In 2000 there were 821 workers who lived in the municipality. Of these, 624 or about 76.0% of the residents worked outside Koblenz while 369 people commuted into the municipality for work. There were a total of 566 jobs (of at least 6 hours per week) in the municipality. Of the working population, 14.9% used public transportation to get to work, and 51% used a private car.

==Religion==
From the 2000 census, 720 or 44.7% were Roman Catholic, while 446 or 27.7% belonged to the Swiss Reformed Church.

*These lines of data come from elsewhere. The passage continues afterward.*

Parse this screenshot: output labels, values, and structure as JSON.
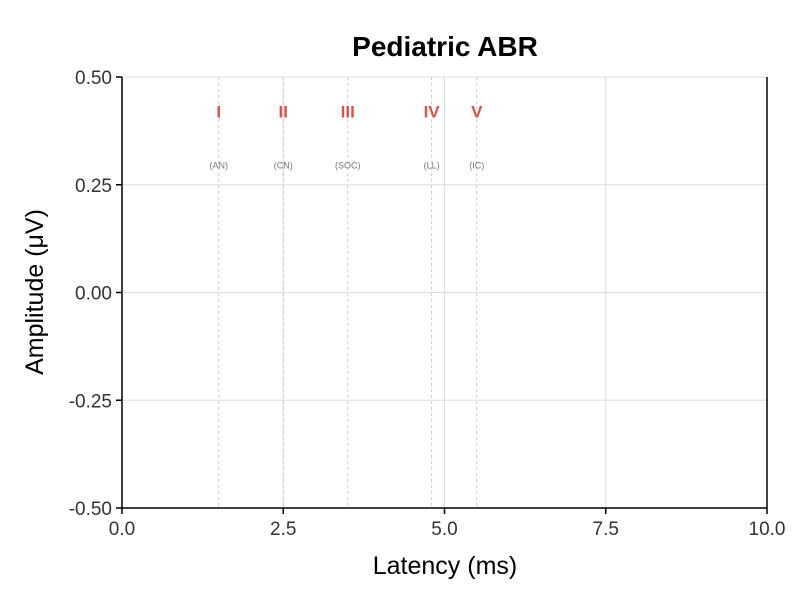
{
  "chart_data": {
    "type": "line",
    "title": "Pediatric ABR",
    "xlabel": "Latency (ms)",
    "ylabel": "Amplitude (μV)",
    "xlim": [
      0,
      10
    ],
    "ylim": [
      -0.5,
      0.5
    ],
    "x_ticks": [
      0,
      2.5,
      5,
      7.5,
      10
    ],
    "x_tick_labels": [
      "0.0",
      "2.5",
      "5.0",
      "7.5",
      "10.0"
    ],
    "y_ticks": [
      0.5,
      0.25,
      0,
      -0.25,
      -0.5
    ],
    "y_tick_labels": [
      "0.50",
      "0.25",
      "0.00",
      "-0.25",
      "-0.50"
    ],
    "grid": true,
    "series": [],
    "annotations": [
      {
        "x": 1.5,
        "label": "I",
        "sublabel": "(AN)"
      },
      {
        "x": 2.5,
        "label": "II",
        "sublabel": "(CN)"
      },
      {
        "x": 3.5,
        "label": "III",
        "sublabel": "(SOC)"
      },
      {
        "x": 4.8,
        "label": "IV",
        "sublabel": "(LL)"
      },
      {
        "x": 5.5,
        "label": "V",
        "sublabel": "(IC)"
      }
    ],
    "annotation_label_y": 0.42,
    "annotation_sublabel_y": 0.295,
    "colors": {
      "wave_label": "#d9534f",
      "grid": "#dddddd",
      "annotation_line": "#cccccc",
      "axis": "#000000"
    }
  }
}
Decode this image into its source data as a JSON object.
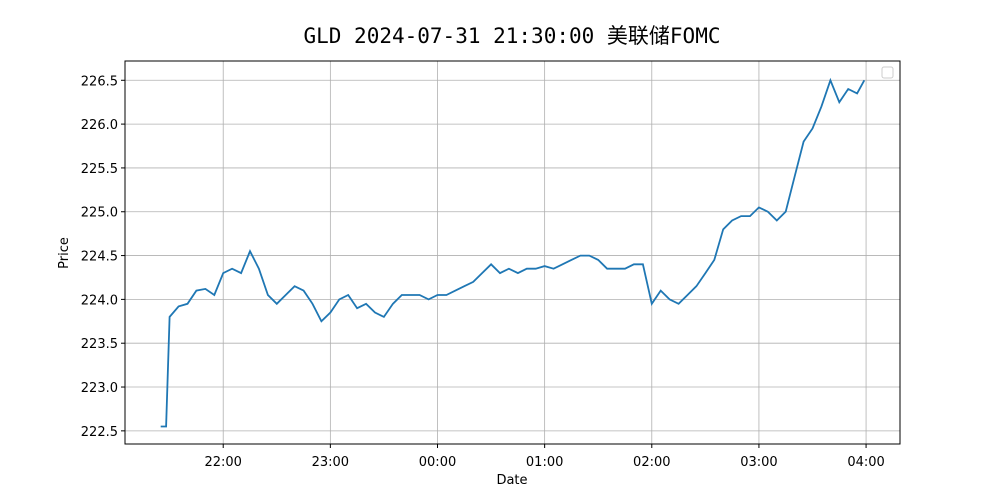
{
  "chart_data": {
    "type": "line",
    "title": "GLD 2024-07-31 21:30:00 美联储FOMC",
    "x_label": "Date",
    "y_label": "Price",
    "grid": true,
    "xlim": [
      "21:05",
      "04:19"
    ],
    "xticks": [
      "22:00",
      "23:00",
      "00:00",
      "01:00",
      "02:00",
      "03:00",
      "04:00"
    ],
    "ylim": [
      222.35,
      226.72
    ],
    "yticks": [
      222.5,
      {
        "value": 223,
        "label": "223.0"
      },
      223.5,
      {
        "value": 224,
        "label": "224.0"
      },
      224.5,
      {
        "value": 225,
        "label": "225.0"
      },
      225.5,
      {
        "value": 226,
        "label": "226.0"
      },
      226.5
    ],
    "series": [
      {
        "color": "#1f77b4",
        "x": [
          "21:25",
          "21:28",
          "21:30",
          "21:35",
          "21:40",
          "21:45",
          "21:50",
          "21:55",
          "22:00",
          "22:05",
          "22:10",
          "22:15",
          "22:20",
          "22:25",
          "22:30",
          "22:35",
          "22:40",
          "22:45",
          "22:50",
          "22:55",
          "23:00",
          "23:05",
          "23:10",
          "23:15",
          "23:20",
          "23:25",
          "23:30",
          "23:35",
          "23:40",
          "23:45",
          "23:50",
          "23:55",
          "00:00",
          "00:05",
          "00:10",
          "00:15",
          "00:20",
          "00:25",
          "00:30",
          "00:35",
          "00:40",
          "00:45",
          "00:50",
          "00:55",
          "01:00",
          "01:05",
          "01:10",
          "01:15",
          "01:20",
          "01:25",
          "01:30",
          "01:35",
          "01:40",
          "01:45",
          "01:50",
          "01:55",
          "02:00",
          "02:05",
          "02:10",
          "02:15",
          "02:20",
          "02:25",
          "02:30",
          "02:35",
          "02:40",
          "02:45",
          "02:50",
          "02:55",
          "03:00",
          "03:05",
          "03:10",
          "03:15",
          "03:20",
          "03:25",
          "03:30",
          "03:35",
          "03:40",
          "03:45",
          "03:50",
          "03:55",
          "03:59"
        ],
        "values": [
          222.55,
          222.55,
          223.8,
          223.92,
          223.95,
          224.1,
          224.12,
          224.05,
          224.3,
          224.35,
          224.3,
          224.55,
          224.35,
          224.05,
          223.95,
          224.05,
          224.15,
          224.1,
          223.95,
          223.75,
          223.85,
          224.0,
          224.05,
          223.9,
          223.95,
          223.85,
          223.8,
          223.95,
          224.05,
          224.05,
          224.05,
          224.0,
          224.05,
          224.05,
          224.1,
          224.15,
          224.2,
          224.3,
          224.4,
          224.3,
          224.35,
          224.3,
          224.35,
          224.35,
          224.38,
          224.35,
          224.4,
          224.45,
          224.5,
          224.5,
          224.45,
          224.35,
          224.35,
          224.35,
          224.4,
          224.4,
          223.95,
          224.1,
          224.0,
          223.95,
          224.05,
          224.15,
          224.3,
          224.45,
          224.8,
          224.9,
          224.95,
          224.95,
          225.05,
          225.0,
          224.9,
          225.0,
          225.4,
          225.8,
          225.95,
          226.2,
          226.5,
          226.25,
          226.4,
          226.35,
          226.5
        ]
      }
    ]
  }
}
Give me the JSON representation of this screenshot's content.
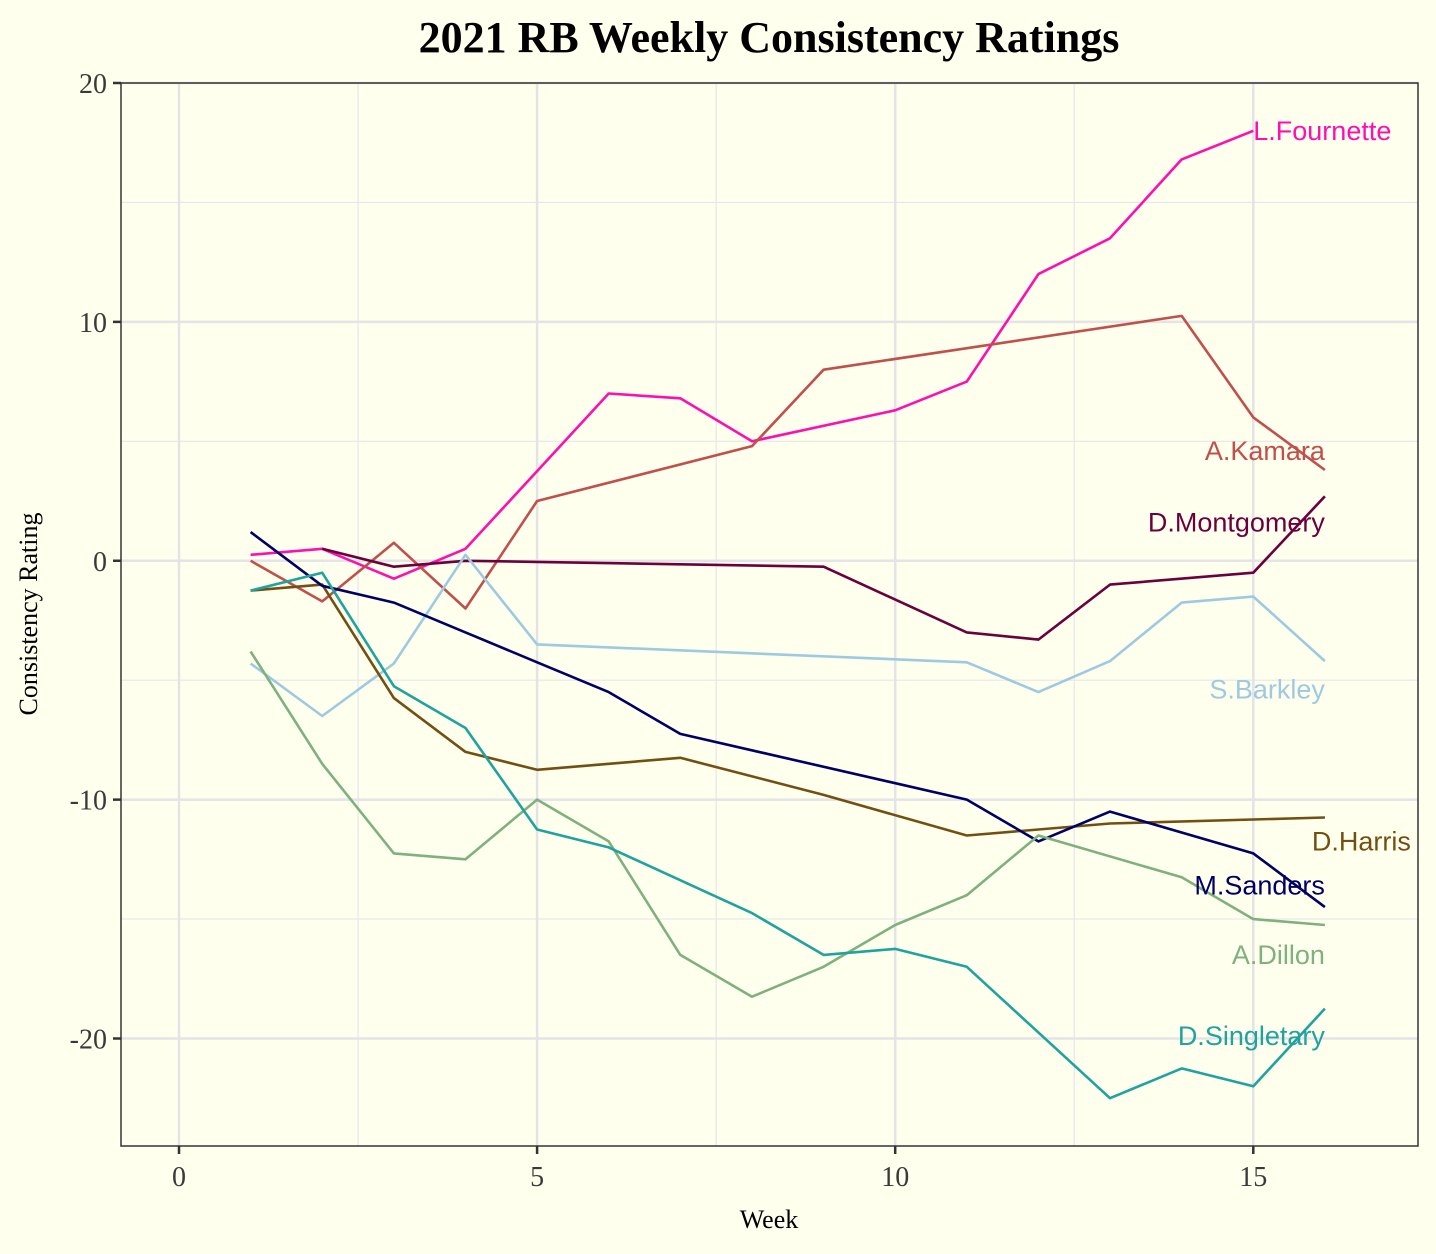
{
  "chart_data": {
    "type": "line",
    "title": "2021 RB Weekly Consistency Ratings",
    "xlabel": "Week",
    "ylabel": "Consistency Rating",
    "xlim": [
      -0.81,
      17.3
    ],
    "ylim": [
      -24.5,
      20.0
    ],
    "x_ticks": [
      0,
      5,
      10,
      15
    ],
    "x_minor_ticks": [
      2.5,
      7.5,
      12.5
    ],
    "y_ticks": [
      -20,
      -10,
      0,
      10,
      20
    ],
    "y_minor_ticks": [
      -15,
      -5,
      5,
      15
    ],
    "grid": true,
    "legend": "direct-labels-right",
    "background": "#FFFFEE",
    "series": [
      {
        "name": "L.Fournette",
        "color": "#FF0FAF",
        "x": [
          1,
          2,
          3,
          4,
          6,
          7,
          8,
          10,
          11,
          12,
          13,
          14,
          15
        ],
        "y": [
          0.25,
          0.5,
          -0.75,
          0.5,
          7.0,
          6.8,
          5.0,
          6.3,
          7.5,
          12.0,
          13.5,
          16.8,
          18.0
        ]
      },
      {
        "name": "A.Kamara",
        "color": "#C0504D",
        "x": [
          1,
          2,
          3,
          4,
          5,
          8,
          9,
          14,
          15,
          16
        ],
        "y": [
          0.0,
          -1.7,
          0.75,
          -2.0,
          2.5,
          4.8,
          8.0,
          10.25,
          6.0,
          3.8
        ]
      },
      {
        "name": "D.Montgomery",
        "color": "#6B003F",
        "x": [
          2,
          3,
          4,
          5,
          9,
          11,
          12,
          13,
          15,
          16
        ],
        "y": [
          0.5,
          -0.25,
          0.0,
          -0.05,
          -0.25,
          -3.0,
          -3.3,
          -1.0,
          -0.5,
          2.7
        ]
      },
      {
        "name": "S.Barkley",
        "color": "#9ECAE1",
        "x": [
          1,
          2,
          3,
          4,
          5,
          11,
          12,
          13,
          14,
          15,
          16
        ],
        "y": [
          -4.3,
          -6.5,
          -4.3,
          0.25,
          -3.5,
          -4.25,
          -5.5,
          -4.2,
          -1.75,
          -1.5,
          -4.2
        ]
      },
      {
        "name": "D.Harris",
        "color": "#735012",
        "x": [
          1,
          2,
          3,
          4,
          5,
          7,
          9,
          11,
          13,
          16
        ],
        "y": [
          -1.25,
          -1.0,
          -5.75,
          -8.0,
          -8.75,
          -8.25,
          -9.8,
          -11.5,
          -11.0,
          -10.75
        ]
      },
      {
        "name": "M.Sanders",
        "color": "#000066",
        "x": [
          1,
          2,
          3,
          4,
          5,
          6,
          7,
          11,
          12,
          13,
          15,
          16
        ],
        "y": [
          1.2,
          -1.05,
          -1.75,
          -3.0,
          -4.25,
          -5.5,
          -7.25,
          -10.0,
          -11.75,
          -10.5,
          -12.25,
          -14.5
        ]
      },
      {
        "name": "A.Dillon",
        "color": "#7FB17F",
        "x": [
          1,
          2,
          3,
          4,
          5,
          6,
          7,
          8,
          9,
          10,
          11,
          12,
          14,
          15,
          16
        ],
        "y": [
          -3.8,
          -8.5,
          -12.25,
          -12.5,
          -10.0,
          -11.75,
          -16.5,
          -18.25,
          -17.0,
          -15.25,
          -14.0,
          -11.5,
          -13.25,
          -15.0,
          -15.25
        ]
      },
      {
        "name": "D.Singletary",
        "color": "#20A39E",
        "x": [
          1,
          2,
          3,
          4,
          5,
          6,
          8,
          9,
          10,
          11,
          13,
          14,
          15,
          16
        ],
        "y": [
          -1.25,
          -0.5,
          -5.25,
          -7.0,
          -11.25,
          -12.0,
          -14.75,
          -16.5,
          -16.25,
          -17.0,
          -22.5,
          -21.25,
          -22.0,
          -18.75
        ]
      }
    ],
    "labels": [
      {
        "text": "L.Fournette",
        "series": 0,
        "anchor_week": 15,
        "anchor_value": 18.0,
        "align": "start"
      },
      {
        "text": "A.Kamara",
        "series": 1,
        "anchor_week": 16.0,
        "anchor_value": 4.6,
        "align": "end"
      },
      {
        "text": "D.Montgomery",
        "series": 2,
        "anchor_week": 16.0,
        "anchor_value": 1.6,
        "align": "end"
      },
      {
        "text": "S.Barkley",
        "series": 3,
        "anchor_week": 16.0,
        "anchor_value": -5.4,
        "align": "end"
      },
      {
        "text": "D.Harris",
        "series": 4,
        "anchor_week": 17.2,
        "anchor_value": -11.75,
        "align": "end"
      },
      {
        "text": "M.Sanders",
        "series": 5,
        "anchor_week": 16.0,
        "anchor_value": -13.6,
        "align": "end"
      },
      {
        "text": "A.Dillon",
        "series": 6,
        "anchor_week": 16.0,
        "anchor_value": -16.5,
        "align": "end"
      },
      {
        "text": "D.Singletary",
        "series": 7,
        "anchor_week": 16.0,
        "anchor_value": -19.9,
        "align": "end"
      }
    ]
  }
}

Of the rest of the population, there were 7 individuals (or about 0.43% of the population) who belonged to the Christian Catholic faith.

==Education==
The entire Swiss population is generally well educated. In Koblenz about 63.6% of the population (between age 25–64) have completed either non-mandatory upper secondary education or additional higher education (either university or a Fachhochschule). Of the school age population (in the 2008/2009 school year), there are 121 students attending primary school in the municipality.

==Transport==
Koblenz is served by two railway stations. Koblenz station is served by Zurich S-Bahn line S36, which links Bülach and Waldshut, and Aargau S-Bahn line S27, which links Baden and Koblenz, with alternate trains continuing to either Waldshut or Bad Zurzach. Koblenz Dorf station is situated rather closer to the village centre, but is served by fewer trains.